Problemas de vocação, estudantes que não sabem o que querem, crises de meia-idade, relacionamentos inesperados são temas de “Canto da Europa”, a nova peça de Jacinto Lucas Pires, a estrear-se na sexta-feira, em Lisboa.

“Ouve esta palavra que é uma voz que é muitas vozes que é um fio muito fino que te atravessa a cabeça, atravessa o crânio, que te entra a cabeça como quem entra numa bela cidade nova há muito conhecida e jamais vista” – assim começa a peça com texto e encenação de Jacinto Lucas Pires que conta a história de 24 horas de vida de uma cidade – Europa.

Em estreia no Teatro Nacional D. Maria II, trata-se de um texto em que um coro lança uma palavra à cabeça dos espectadores para dar início a uma história composta por várias histórias de cidadãos que se vão metamorfoseando uns nos outros.

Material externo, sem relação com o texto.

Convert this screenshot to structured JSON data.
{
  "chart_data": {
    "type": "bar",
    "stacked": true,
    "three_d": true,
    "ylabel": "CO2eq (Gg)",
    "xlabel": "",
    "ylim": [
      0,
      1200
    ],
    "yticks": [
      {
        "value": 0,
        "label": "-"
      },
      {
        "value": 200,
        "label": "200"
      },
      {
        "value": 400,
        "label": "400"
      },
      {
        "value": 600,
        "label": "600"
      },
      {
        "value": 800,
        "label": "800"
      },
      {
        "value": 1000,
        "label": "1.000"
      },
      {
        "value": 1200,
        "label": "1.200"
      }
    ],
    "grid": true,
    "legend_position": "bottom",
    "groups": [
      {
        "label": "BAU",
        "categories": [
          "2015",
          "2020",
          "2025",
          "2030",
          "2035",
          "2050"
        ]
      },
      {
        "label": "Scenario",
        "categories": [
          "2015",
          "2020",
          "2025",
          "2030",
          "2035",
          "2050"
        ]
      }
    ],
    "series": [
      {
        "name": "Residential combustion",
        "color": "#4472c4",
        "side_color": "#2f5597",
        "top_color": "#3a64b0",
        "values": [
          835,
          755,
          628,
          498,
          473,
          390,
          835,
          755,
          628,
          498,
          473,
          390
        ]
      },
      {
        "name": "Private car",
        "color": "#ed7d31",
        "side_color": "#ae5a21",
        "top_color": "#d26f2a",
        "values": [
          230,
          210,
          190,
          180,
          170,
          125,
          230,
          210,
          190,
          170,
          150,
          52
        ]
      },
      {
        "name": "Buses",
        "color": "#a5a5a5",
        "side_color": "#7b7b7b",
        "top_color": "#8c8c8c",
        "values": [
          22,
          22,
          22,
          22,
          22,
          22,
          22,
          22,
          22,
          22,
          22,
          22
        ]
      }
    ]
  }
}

Escrito há cinco anos, numa altura em que a Europa “talvez até se confrontasse com problemas mais complicados”, como disse Jacinto Lucas Pires aos jornalistas no final de um ensaio para a imprensa, este espetáculo resultou de, a determinada altura, o autor ter querido “brincar um bocadinho com a ideia de que o teatro era o novo jornalismo e com a ideia de o teatro documental estar gasto”.

“Canto da Europa” não se limita, porém, a isso, observou o autor, acrescentando ter elaborado o texto também a partir de artigos que foi lendo da imprensa.

Deirdre, uma rapariga irlandesa que decide ser atriz ao ver passar Michel Piccolo na rua, Roberto, o pai da filha que fugiu para a Síria, Paola, a italiana que anda a aprender a ser avó, a alemã Ingrid e a sua amiga Alice, ou a portuguesa Cátia, são personagens de “Canto da Europa”, com os atores a trabalharem o espetáculo à laia de coro como se buscassem um elo de união e de ligação.

“Canto da Europa” é também uma peça para a qual Jacinto Lucas Pires solicita a imaginação do espectador, que considera estar a perder-se no teatro. “Não sei se com a Internet ou com modelos mais televisivos que nós vamos utilizando no teatro, mas está a perder-se”, disse.

Não é, pois, por acaso, que haja uma personagem no espetáculo que foi criada para “criar buracos negros e espaços em branco”.

“Essa espécie de ausências, de buracos que nos fazem imaginar, que nos põem a ter de projetar algo que é nosso nas histórias que vêm de outro sítio”, indicou o autor e encenador.

Num cenário onde predomina o negro, com os figurinos a serem compostos por macacões pretos sobre blusas brancas, a encenação parte também da ideia de como preencher espaços em branco, disse.

“Nós lemos um poema e, às vezes, nos grandes poemas — estou a pensar na Sophia de Mello Breyner, por exemplo — o espaço em branco que vem a seguir ao poema é o que parece ser realmente o poema depois de lermos. É isso que segura as palavras. E às vezes parece-me que falta isso no teatro ou nalgum teatro que se vê agora”, argumentou.

Nesta peça, Jacinto Lucas Pires disse ainda ter insistido na ideia de “como [se pode] esburacar mais o palco para conseguirmos realmente voltar a imaginar”.

Em cena até 26 de janeiro na sala Estúdio, “Canto da Europa” tem representações às quartas-feiras e sábados, às 19:30, às quintas e sextas-feiras, às 21:30, e, aos domingos, às 16:30. No dia 19 de janeiro haverá uma conversa com os artistas após o espetáculo enquanto a última récita terá interpretação em língua gestual portuguesa.

O livro com o texto da peça, uma edição do Teatro Nacional D. Maria II e da Bicho-do-Mato, será lançado no dia 19, após o espetáculo, embora esteja disponível na Livraria do Teatro já no dia da estreia da peça.

“Canto da Europa” é interpretado por Anabela Faustino, André Simões, Carolina Passos-Sousa, Diana Lara, Isaías Viveiro, Ivo Alexandre, Joana Pialgata, José Neves, Lúcia Maria, Paula Diogo, Paula Mora e Pedro Moldão.

A cenografia e figurinos são de Sara Amado, o desenho de luz de Nuno Meira e a produção executiva de Margarida de Lopes Grilo e Tiago da Câmara Pereira.

“Canto da Europa” é uma coprodução do D. Maria II, Ninguém, Cine-Teatro Louletano, Teatro Aveirense e teve apoio à produção do Convento de S. Francisco de Coimbra.